Source:  BBC Health News -Scotland

And you thought all the Scots were good for was Scotch and skirts?  Dr. Malcolm Macleod (of the clan Macleod) is one of several Scottish physicians supporting the idea of cooling the brains of stroke victims –a process which a growing body of research suggests may dramatically improve recovery of brain function.

That’s correct, inducing hypothermia in some patients can boost survival rates and reduce brain damage.  To date, studies have involved the body of patients being cooled using ice cold intravenous drips and cooling pads applied to the skin.

This lowers the body temperature to about 35C, just a couple of degrees below its normal level.

At such low temperatures, the body into a state of artificial hibernation, where the brain can survive with less blood supply, giving doctors vital time to treat blocked or burst blood vessels.

Dr Malcolm Macleod, head of experimental neuroscience at the Centre for Clinical Brain Sciences at the University of Edinburgh, said: “Every day 1,000 Europeans die from stroke – that’s one every 90 seconds – and about twice that number survive but are disabled. And, “Our estimates are that hypothermia might improve the outcome for more than 40,000 Europeans every year.”

Dr. Macleod and his Highlander Scottish team are joining a consortium of clinicians from across Europe to seek funding for a trial involving 1,500 stroke patients.  The European research project, will also include hospitals in Germany, Italy and France.

~Posted by D.M. Schwadron, Esquire

New test for Alzheimer’s Disease?

Source:  AARP Bulletin, July 2010

Who says there’s no more creativity in American business?

Alzheimer’s disease is a brain disorder named for German physician Alois Alzheimer, who first described it in 1906. (He forgot about it shortly thereafter.  Kidding!)  Alzheimer’s is a progressive and fatal brain disease. As many as 5.3 million Americans have Alzheimer’s disease. Alzheimer’s destroys brain cells, causing memory loss and problems with thinking and behavior severe enough to affect work, lifelong hobbies or social life.  It is the seventh-leading cause of death in the United States.

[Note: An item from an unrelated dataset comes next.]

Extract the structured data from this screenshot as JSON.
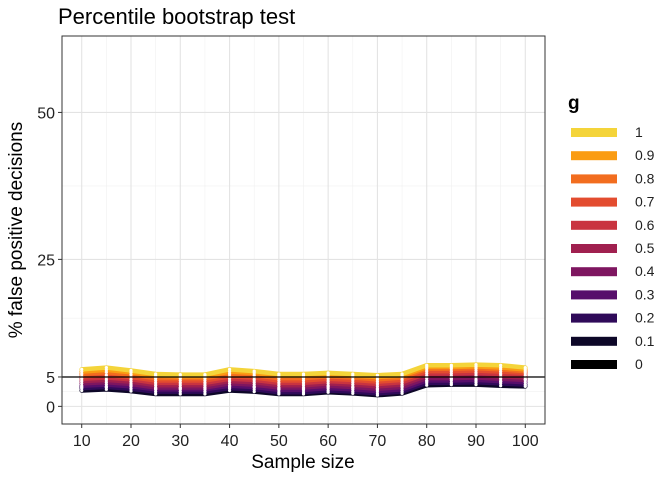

The most common form of the disease is dementia (general memory loss) which interferes with daily life.  The disease is currently without a cure.

A small company in Philadelphia (of all places), Avid Radiopharmaceuticals, has offered information on a radioactive dye which may be used in connection with currently existing PET scan technology.  The dye “sticks” to the plaques (a protein known as beta-amyloid) on the brain which are associated with Alzheimer’s and appear whiter on the scan.  Reportedly, the dye finds and highlights plaques in 97% of the PET scans.

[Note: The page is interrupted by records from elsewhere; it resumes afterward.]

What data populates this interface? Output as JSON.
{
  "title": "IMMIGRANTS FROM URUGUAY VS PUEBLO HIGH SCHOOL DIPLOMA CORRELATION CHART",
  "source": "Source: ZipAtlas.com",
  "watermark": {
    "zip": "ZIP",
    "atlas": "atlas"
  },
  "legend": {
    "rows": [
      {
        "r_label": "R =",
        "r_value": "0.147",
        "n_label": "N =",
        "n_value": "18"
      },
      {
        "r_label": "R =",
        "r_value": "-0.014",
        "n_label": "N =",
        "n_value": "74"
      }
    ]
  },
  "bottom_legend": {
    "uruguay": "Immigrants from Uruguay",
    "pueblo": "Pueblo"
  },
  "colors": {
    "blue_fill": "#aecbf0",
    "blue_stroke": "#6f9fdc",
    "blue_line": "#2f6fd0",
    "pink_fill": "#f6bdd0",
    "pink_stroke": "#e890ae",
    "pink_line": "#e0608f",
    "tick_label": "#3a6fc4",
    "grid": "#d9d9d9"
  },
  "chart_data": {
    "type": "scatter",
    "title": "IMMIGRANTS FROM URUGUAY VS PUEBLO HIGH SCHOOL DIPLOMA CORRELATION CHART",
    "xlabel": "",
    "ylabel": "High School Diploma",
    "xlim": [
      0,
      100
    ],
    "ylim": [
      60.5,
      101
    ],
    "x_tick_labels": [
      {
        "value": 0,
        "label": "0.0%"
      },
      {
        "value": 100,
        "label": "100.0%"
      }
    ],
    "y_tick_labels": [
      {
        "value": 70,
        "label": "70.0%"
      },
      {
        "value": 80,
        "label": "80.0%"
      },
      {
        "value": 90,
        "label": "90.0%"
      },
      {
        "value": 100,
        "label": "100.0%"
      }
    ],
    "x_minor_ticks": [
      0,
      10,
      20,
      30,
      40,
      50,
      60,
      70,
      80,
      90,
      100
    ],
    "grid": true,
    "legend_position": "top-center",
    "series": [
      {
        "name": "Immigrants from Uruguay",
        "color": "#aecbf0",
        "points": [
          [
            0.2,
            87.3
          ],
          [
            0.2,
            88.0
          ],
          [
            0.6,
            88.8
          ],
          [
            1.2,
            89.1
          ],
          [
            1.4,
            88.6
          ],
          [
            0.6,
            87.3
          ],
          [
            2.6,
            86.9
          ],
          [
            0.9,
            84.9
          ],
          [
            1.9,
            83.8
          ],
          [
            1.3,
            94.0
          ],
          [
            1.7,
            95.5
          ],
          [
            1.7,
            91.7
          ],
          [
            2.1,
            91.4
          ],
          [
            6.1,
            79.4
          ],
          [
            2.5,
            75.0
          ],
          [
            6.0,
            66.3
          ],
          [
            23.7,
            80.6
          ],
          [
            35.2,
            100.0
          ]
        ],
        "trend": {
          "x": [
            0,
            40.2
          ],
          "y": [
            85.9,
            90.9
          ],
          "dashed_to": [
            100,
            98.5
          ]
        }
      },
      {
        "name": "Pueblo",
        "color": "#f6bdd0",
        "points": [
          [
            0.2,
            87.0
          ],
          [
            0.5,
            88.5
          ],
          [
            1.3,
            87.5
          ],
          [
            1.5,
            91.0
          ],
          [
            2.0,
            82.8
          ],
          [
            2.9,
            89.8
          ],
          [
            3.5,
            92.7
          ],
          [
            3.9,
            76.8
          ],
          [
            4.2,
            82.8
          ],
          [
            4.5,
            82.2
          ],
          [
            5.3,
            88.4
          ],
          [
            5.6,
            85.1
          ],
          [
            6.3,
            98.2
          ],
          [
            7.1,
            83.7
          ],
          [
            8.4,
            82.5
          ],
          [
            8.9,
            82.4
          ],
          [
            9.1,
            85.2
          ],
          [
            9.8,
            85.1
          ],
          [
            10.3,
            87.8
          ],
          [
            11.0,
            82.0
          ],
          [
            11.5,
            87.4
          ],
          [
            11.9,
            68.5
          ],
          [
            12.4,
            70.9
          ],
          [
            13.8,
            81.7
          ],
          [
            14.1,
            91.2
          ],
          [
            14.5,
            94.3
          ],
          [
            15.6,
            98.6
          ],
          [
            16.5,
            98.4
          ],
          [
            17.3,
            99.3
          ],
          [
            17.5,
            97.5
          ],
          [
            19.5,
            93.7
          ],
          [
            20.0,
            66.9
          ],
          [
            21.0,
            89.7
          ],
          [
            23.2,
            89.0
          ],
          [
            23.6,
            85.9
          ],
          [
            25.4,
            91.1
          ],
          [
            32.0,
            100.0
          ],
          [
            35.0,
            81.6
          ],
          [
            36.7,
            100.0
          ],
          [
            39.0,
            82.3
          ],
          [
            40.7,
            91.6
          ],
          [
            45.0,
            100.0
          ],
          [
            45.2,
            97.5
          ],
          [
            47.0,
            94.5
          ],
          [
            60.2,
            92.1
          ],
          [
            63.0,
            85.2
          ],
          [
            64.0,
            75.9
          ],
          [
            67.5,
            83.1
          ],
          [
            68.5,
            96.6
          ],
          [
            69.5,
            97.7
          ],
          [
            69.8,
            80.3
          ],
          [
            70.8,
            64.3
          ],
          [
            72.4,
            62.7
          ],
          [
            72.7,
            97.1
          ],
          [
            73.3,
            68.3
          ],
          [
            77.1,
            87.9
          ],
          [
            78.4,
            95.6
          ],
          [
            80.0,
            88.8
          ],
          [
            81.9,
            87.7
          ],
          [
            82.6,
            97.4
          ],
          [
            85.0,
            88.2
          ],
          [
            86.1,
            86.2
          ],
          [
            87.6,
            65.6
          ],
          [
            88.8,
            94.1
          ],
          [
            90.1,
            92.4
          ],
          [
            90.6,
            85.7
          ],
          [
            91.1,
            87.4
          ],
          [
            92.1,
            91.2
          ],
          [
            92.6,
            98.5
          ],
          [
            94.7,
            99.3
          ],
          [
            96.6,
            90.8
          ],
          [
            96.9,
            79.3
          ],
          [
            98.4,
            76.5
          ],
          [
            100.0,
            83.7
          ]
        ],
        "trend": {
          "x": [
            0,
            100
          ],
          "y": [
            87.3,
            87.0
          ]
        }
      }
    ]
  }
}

The test, if approved for marketing by the US Food & Drug Administration, could help diagnose the disease in its early stages to allow for medical intervention.  For those suffering along with a family member who has Alzheimer’s the value of added time can not be denied.

~Posted by D.M. Schwadron, Esquire

From across the Pond -IQ and infant resuscitation

A little too close to home here, but results of a recent British cohort study suggest that infants who required resuscitation are at increased risk for low IQ scores by 8 years of age.

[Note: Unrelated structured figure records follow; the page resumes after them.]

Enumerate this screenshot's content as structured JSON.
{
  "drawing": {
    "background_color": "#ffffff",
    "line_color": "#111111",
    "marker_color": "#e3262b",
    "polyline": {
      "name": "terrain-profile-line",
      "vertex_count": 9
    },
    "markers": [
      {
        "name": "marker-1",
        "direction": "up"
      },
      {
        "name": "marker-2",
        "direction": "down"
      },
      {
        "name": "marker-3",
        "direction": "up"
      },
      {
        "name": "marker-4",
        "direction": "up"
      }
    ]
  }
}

Significantly, the results were said to be similar for those infants with and without encephalopathy. The theory advanced to explain this is called “continuum of reproductive casualty” meaning that even mild perinatal events may have long term effects on cognition. The study ultimately examined the IQ scores of 5887 children in a British school who were around 8.6 years of age on average.

Up to 14% of neonates may require resuscitation after delivery. Mine did. It should be noted that children delivered more than 8 years ago were more likely to receive 100% oxygen during resuscitation. Such a level of forced oxygenation was associated with poorer outcomes, forcing a practice change. Still, in calling the results “surprising” clinicians have noted some limitations of the study in that only 51% of the original cohort group of 10,609 children were followed to school age (British system school age) and that the mean (average) IQ scores among the resuscitated and asymptomatic children were not different from the control group.

My neonate is currently 5.6 years of age. One to follow.

posted by David Marc Schwadron, Esq.